Data persistence tools in the Python Standard Library

This is the first in a new sub-series of Python Module of the Week posts with a feature-based introduction to modules in the standard library, organized by what your goal might be. Each article may include cross-references to several modules from different parts of the library, and show how they relate to one another. Feedback is welcome, as usual.

Data Persistence and Exchange

Python provides several modules for storing data. There are basically two aspects to persistence: converting the in-memory object back and forth into a format for saving it, and working with the storage of the converted data.

Serializing Objects

Python includes two modules capable of converting objects into a transmittable or storable format (serializing): pickle and json. It is most common to use pickle, since there is a fast C implementation and it is integrated with some of the other standard library modules that actually store the serialized data, such as shelve. Authors of web-based applications may want to examine json, however, since it integrates better with some of the existing web service storage applications.

Storing Serialized Objects

Once the in-memory object is converted to a storable format, the next step is to decide how to store the data. A simple flat-file with serialized objects written one after the other works for data that does not need to be indexed in any way. But Python includes a collection of modules for storing key-value pairs in a simple database using one of the DBM format variants.

The simplest interface to take advantage of the DBM format is provided by shelve. Simply open the shelve file, and access it through a dictionary-like API. Objects saved to the shelve are automatically pickled and saved without any extra work on your part.

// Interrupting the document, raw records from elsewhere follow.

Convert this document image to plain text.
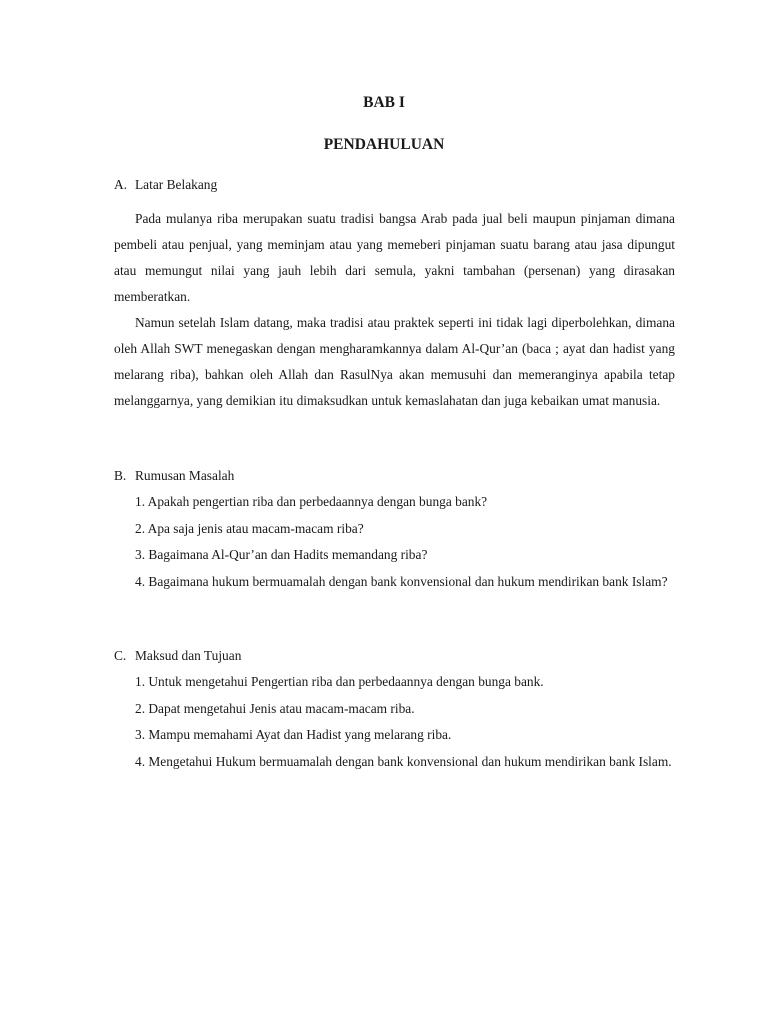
BAB I
PENDAHULUAN

A. Latar Belakang

Pada mulanya riba merupakan suatu tradisi bangsa Arab pada jual beli maupun pinjaman dimana pembeli atau penjual, yang meminjam atau yang memeberi pinjaman suatu barang atau jasa dipungut atau memungut nilai yang jauh lebih dari semula, yakni tambahan (persenan) yang dirasakan memberatkan.

Namun setelah Islam datang, maka tradisi atau praktek seperti ini tidak lagi diperbolehkan, dimana oleh Allah SWT menegaskan dengan mengharamkannya dalam Al-Qur’an (baca ; ayat dan hadist yang melarang riba), bahkan oleh Allah dan RasulNya akan memusuhi dan memeranginya apabila tetap melanggarnya, yang demikian itu dimaksudkan untuk kemaslahatan dan juga kebaikan umat manusia.

B. Rumusan Masalah

1. Apakah pengertian riba dan perbedaannya dengan bunga bank?
2. Apa saja jenis atau macam-macam riba?
3. Bagaimana Al-Qur’an dan Hadits memandang riba?
4. Bagaimana hukum bermuamalah dengan bank konvensional dan hukum mendirikan bank Islam?

C. Maksud dan Tujuan

1. Untuk mengetahui Pengertian riba dan perbedaannya dengan bunga bank.
2. Dapat mengetahui Jenis atau macam-macam riba.
3. Mampu memahami Ayat dan Hadist yang melarang riba.
4. Mengetahui Hukum bermuamalah dengan bank konvensional dan hukum mendirikan bank Islam.
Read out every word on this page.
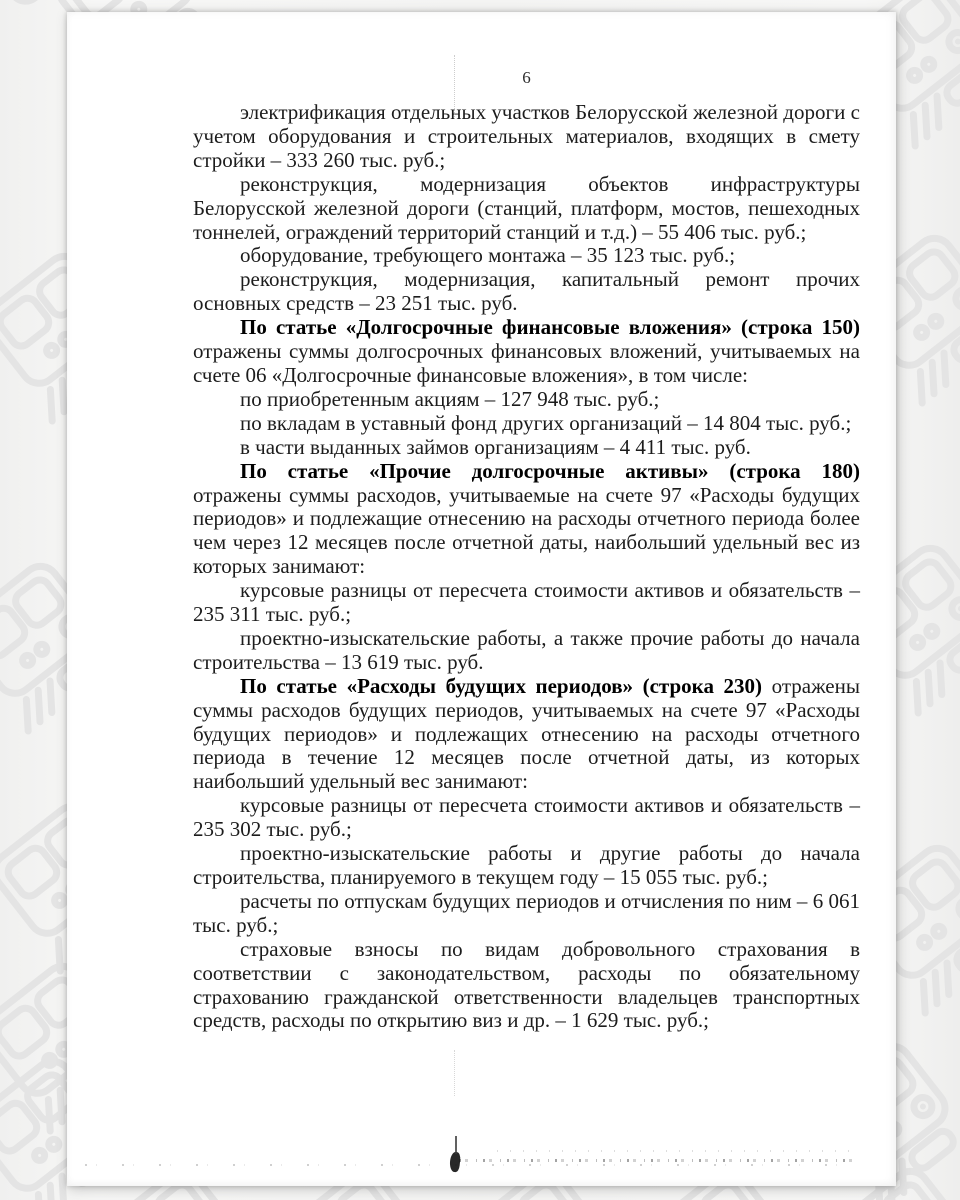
6

электрификация отдельных участков Белорусской железной дороги с учетом оборудования и строительных материалов, входящих в смету стройки – 333 260 тыс. руб.;

реконструкция, модернизация объектов инфраструктуры Белорусской железной дороги (станций, платформ, мостов, пешеходных тоннелей, ограждений территорий станций и т.д.) – 55 406 тыс. руб.;

оборудование, требующего монтажа – 35 123 тыс. руб.;

реконструкция, модернизация, капитальный ремонт прочих основных средств – 23 251 тыс. руб.

По статье «Долгосрочные финансовые вложения» (строка 150) отражены суммы долгосрочных финансовых вложений, учитываемых на счете 06 «Долгосрочные финансовые вложения», в том числе:

по приобретенным акциям – 127 948 тыс. руб.;

по вкладам в уставный фонд других организаций – 14 804 тыс. руб.;

в части выданных займов организациям – 4 411 тыс. руб.

По статье «Прочие долгосрочные активы» (строка 180) отражены суммы расходов, учитываемые на счете 97 «Расходы будущих периодов» и подлежащие отнесению на расходы отчетного периода более чем через 12 месяцев после отчетной даты, наибольший удельный вес из которых занимают:

курсовые разницы от пересчета стоимости активов и обязательств – 235 311 тыс. руб.;

проектно-изыскательские работы, а также прочие работы до начала строительства – 13 619 тыс. руб.

По статье «Расходы будущих периодов» (строка 230) отражены суммы расходов будущих периодов, учитываемых на счете 97 «Расходы будущих периодов» и подлежащих отнесению на расходы отчетного периода в течение 12 месяцев после отчетной даты, из которых наибольший удельный вес занимают:

курсовые разницы от пересчета стоимости активов и обязательств – 235 302 тыс. руб.;

проектно-изыскательские работы и другие работы до начала строительства, планируемого в текущем году – 15 055 тыс. руб.;

расчеты по отпускам будущих периодов и отчисления по ним – 6 061 тыс. руб.;

страховые взносы по видам добровольного страхования в соответствии с законодательством, расходы по обязательному страхованию гражданской ответственности владельцев транспортных средств, расходы по открытию виз и др. – 1 629 тыс. руб.;
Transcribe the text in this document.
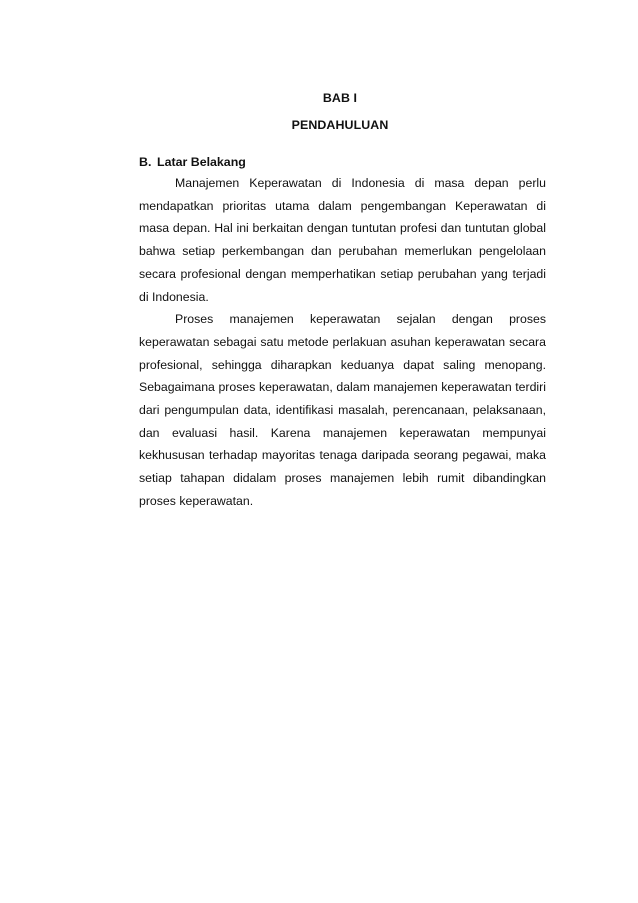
BAB I
PENDAHULUAN
B. Latar Belakang

Manajemen Keperawatan di Indonesia di masa depan perlu mendapatkan prioritas utama dalam pengembangan Keperawatan di masa depan. Hal ini berkaitan dengan tuntutan profesi dan tuntutan global bahwa setiap perkembangan dan perubahan memerlukan pengelolaan secara profesional dengan memperhatikan setiap perubahan yang terjadi di Indonesia.

Proses manajemen keperawatan sejalan dengan proses keperawatan sebagai satu metode perlakuan asuhan keperawatan secara profesional, sehingga diharapkan keduanya dapat saling menopang. Sebagaimana proses keperawatan, dalam manajemen keperawatan terdiri dari pengumpulan data, identifikasi masalah, perencanaan, pelaksanaan, dan evaluasi hasil. Karena manajemen keperawatan mempunyai kekhususan terhadap mayoritas tenaga daripada seorang pegawai, maka setiap tahapan didalam proses manajemen lebih rumit dibandingkan proses keperawatan.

One drawback of shelve is that with the default interface you can’t guarantee which DBM format will be used. That won’t matter if your application doesn’t need to share the database files between hosts with different libraries, but if that is needed you can use one of the classes in the module to ensure a specific format is selected (Specific Shelf Types).

If you’re going to be passing a lot of data around via JSON anyway, using json and anydbm can provide another persistence mechanism. Since the DBM database keys and values must be strings, however, the objects won’t be automatically re-created when you access the value in the database.

Relational Databases

The excellent sqlite3 in-process relational database is available with most Python distributions. It stores its database in memory or in a local file, and all access is from within the same process, so there is no network lag. The compact nature of sqlite3 makes it especially well suited for embedding in desktop applications or development versions of web apps.

All access to the database is through the Python DBI 2.0 API, by default, as no object relational mapper (ORM) is included. The most popular general purpose ORM is SQLAlchemy, but others such as Django’s native ORM layer also support SQLite. SQLAlchemy is easy to install and set up, but if your objects aren’t very complicated and you are worried about overhead, you may want to use the DBI interface directly.

Data Exchange Through Standard Formats

Although not usually considered a true persistence format csv, or comma-separated-value, files can be an effective way to migrate data between applications. Most spreadsheet programs and databases support both export and import using CSV, so dumping data to a CSV file is frequently the simplest way to move data out of your application and into an analysis tool.